Riverwalk for new 69-story tower nears
The developer planning a sleek condo tower at the mouth of the Miami River has finalized plans that are to result in a permanent, improved and lushly landscaped public riverwalk.
And if plans move forward at the current pace, a temporary riverwalk could open that section of the riverfront to the public in about 90 days, according to a representative of Riverwalk East Development LLC.
The company plans an 817-foot curved condominium tower 69 stories high, with 384 residential units including eight penthouses.
The company bought the 1.25-acres at 250-300 Biscayne Boulevard Way for a record-setting $125 million in 2014.
The Miami River Commission on Monday unanimously recommended approval of the final site plan, which shows a public riverwalk with a width of at least 15 feet of unobstructed pathway extending about 480 linear feet along the river.
The land had been part of the development plan that resulted in EPIC Residences & Hotel, a luxury high-rise built on the site of the former Dupont Plaza.
A three-story temporary sales center building has sat on the property for more than seven years, with companion fencing and landscaping effectively cutting off a high-profile area of the river downtown.
Plans call for the temporary structure to be reduced in size and spruced up to serve as a sales center for the new condo tower that is to take its place.
While complaining the old sales office had far outlived its “temporary” status, river commission members on Jan. 4 recommended approval of a new temporary use permit for the building.
If approved by the city, the proposal would mean a slightly smaller, remodeled version of the temporary building could remain there up to three more years.
The January vote was tied to a promise of a temporary public riverwalk.
River commission officials and related review committee members have stressed to the developer the unique nature of this site, as it represents the start of the riverwalk, just a few yards from where Biscayne Bay joins the river.
The developer’s team of attorney Iris Escarra, architect Barbara Pederzoli and landscape architect Matthew Lewis explained details of the permanent riverwalk to the river commission Monday.
EPIC was built under the city’s former zoning code, and as part of a Major Use Special Permit. Developer representatives have said the new plan stays within the construction limits set on the special permit and no amendment is needed.
The current plan is smaller than what was originally planned for the site, said Ms. Escarra. The earlier plan included a tower with 596 residences and parking for 621 cars. The new plan has a parking pedestal for 561 vehicles.
Ms. Escarra explained Monday that an earlier version of the plan called for a riverwalk that had some areas “pinched” to only 12 feet wide. The final plan includes 15 feet of width the length of the property, she said.
The permanent riverwalk is to connect with existing riverwalk at the mouth of the river to the east, and under the Brickell Avenue Bridge to the west, and past EPIC.

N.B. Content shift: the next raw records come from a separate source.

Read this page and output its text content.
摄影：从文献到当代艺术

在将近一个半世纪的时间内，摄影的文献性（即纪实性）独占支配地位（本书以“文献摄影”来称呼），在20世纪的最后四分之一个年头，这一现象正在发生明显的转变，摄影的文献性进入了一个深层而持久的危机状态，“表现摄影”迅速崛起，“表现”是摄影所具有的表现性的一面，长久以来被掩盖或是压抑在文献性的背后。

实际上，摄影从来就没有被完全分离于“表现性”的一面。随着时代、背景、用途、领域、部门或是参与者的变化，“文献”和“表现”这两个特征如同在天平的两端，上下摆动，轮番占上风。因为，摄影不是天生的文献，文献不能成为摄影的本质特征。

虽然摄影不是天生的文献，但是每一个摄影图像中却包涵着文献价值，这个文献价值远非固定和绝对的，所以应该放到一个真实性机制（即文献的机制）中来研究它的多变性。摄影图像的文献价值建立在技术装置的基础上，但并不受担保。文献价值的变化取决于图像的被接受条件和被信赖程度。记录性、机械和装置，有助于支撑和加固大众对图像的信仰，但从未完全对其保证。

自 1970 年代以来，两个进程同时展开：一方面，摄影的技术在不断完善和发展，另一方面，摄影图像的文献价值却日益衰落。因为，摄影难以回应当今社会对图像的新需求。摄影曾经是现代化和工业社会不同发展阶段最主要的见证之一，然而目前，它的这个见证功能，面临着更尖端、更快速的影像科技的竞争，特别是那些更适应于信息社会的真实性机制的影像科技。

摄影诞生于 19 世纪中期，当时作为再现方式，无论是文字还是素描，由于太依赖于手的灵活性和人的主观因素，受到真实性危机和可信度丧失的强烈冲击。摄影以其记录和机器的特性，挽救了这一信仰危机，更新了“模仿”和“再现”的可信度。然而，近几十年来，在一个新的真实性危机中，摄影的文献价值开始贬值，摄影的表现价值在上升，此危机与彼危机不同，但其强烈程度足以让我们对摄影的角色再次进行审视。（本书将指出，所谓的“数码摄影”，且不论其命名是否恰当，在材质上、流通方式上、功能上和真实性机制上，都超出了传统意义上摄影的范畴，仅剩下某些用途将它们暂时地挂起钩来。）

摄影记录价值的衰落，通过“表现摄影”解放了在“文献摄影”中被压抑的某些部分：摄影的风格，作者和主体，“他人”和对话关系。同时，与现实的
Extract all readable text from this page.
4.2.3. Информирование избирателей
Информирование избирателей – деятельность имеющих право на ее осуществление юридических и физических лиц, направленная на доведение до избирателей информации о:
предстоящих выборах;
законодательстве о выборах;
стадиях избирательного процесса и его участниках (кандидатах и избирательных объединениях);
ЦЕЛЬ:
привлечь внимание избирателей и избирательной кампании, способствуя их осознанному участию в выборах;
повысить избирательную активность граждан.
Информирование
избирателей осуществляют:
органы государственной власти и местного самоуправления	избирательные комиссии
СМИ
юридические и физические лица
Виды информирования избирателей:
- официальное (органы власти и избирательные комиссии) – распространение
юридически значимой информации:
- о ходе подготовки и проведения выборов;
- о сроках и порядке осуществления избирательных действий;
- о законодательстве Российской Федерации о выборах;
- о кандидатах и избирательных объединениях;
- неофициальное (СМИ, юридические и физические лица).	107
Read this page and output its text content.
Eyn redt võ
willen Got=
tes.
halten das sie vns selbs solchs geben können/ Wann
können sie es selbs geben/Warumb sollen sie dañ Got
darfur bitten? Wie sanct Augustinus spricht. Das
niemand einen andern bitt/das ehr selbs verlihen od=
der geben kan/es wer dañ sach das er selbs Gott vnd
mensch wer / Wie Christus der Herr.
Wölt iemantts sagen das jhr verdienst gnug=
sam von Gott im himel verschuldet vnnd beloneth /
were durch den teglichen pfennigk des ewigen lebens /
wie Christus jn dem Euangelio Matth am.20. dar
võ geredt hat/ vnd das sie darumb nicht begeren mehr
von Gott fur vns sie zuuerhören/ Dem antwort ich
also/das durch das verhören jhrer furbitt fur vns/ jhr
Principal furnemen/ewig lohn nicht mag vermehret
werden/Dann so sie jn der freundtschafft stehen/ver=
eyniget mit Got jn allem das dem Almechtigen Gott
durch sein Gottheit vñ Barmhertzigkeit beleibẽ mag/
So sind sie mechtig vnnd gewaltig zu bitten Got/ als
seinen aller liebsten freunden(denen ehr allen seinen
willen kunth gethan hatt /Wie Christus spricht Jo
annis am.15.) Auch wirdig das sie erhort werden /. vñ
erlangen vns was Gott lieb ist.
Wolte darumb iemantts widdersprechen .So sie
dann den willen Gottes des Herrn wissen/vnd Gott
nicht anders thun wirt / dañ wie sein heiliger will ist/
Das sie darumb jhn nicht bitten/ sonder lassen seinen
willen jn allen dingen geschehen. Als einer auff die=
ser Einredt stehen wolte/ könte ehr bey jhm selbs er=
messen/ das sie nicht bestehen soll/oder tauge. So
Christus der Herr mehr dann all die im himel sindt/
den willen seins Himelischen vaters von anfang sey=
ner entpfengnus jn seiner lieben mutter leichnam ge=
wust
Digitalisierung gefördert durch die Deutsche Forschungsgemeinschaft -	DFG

Mr. Lewis spoke of the unique setting and the valuable vista and views. He said the views are “quite spectacular” and the landscape plan takes that into consideration.
“We have the chance to set a standard,” Mr. Lewis said.
With a goal of capturing the essence of the tree islands of the Everglades, Mr. Lewis said he set out to recreate the system of the water flowing in and around an area. In this case, the public – pedestrians, cyclists, runners and others – represent the water flowing through the site, he said.
Native trees and plants will accentuate the natural space and bring in birds, butterflies and people, he said.
The main event is an unobstructed walkway 15 feet wide, with bench seating and shaded areas throughout, he said.
When commission members voted during a roll call vote, member Patty Harris said, “Yes – with a thank you for the 15 feet.”
As a condition to the vote, the developer agreed to preserve the temporary riverwalk until a permanent riverwalk is constructed.
This came up after Vice Chairman Jay Carmichael asked what would happen to the temporary riverwalk if for some reason the condo tower is not built or is delayed.
Dr. Ernie Martin, a commission member, said he wanted to get it on the record when the developer planned to build the temporary riverwalk.
Ms. Escarra said permit requests have been filed and she anticipates getting an OK on permits within 30 days. Construction of the temporary riverwalk may take four to six weeks, she said, so her projection for a completed riverwalk was within 90 days.
The river commission’s January vote was also conditional: the sales center must be demolished within three years of approval of the new temporary use permit, and within 10 days of issuance of the permit the owner must post a bond, letter of credit or cash escrow of $100,000 to insure demolition of the sales center.
During the anticipated three years needed for permitting and construction of the tower, the temporary riverwalk would be closed only during periodic construction deemed hazardous to the public, according to the developer. “In those instances the owner shall coordinate the closing with the City of Miami.”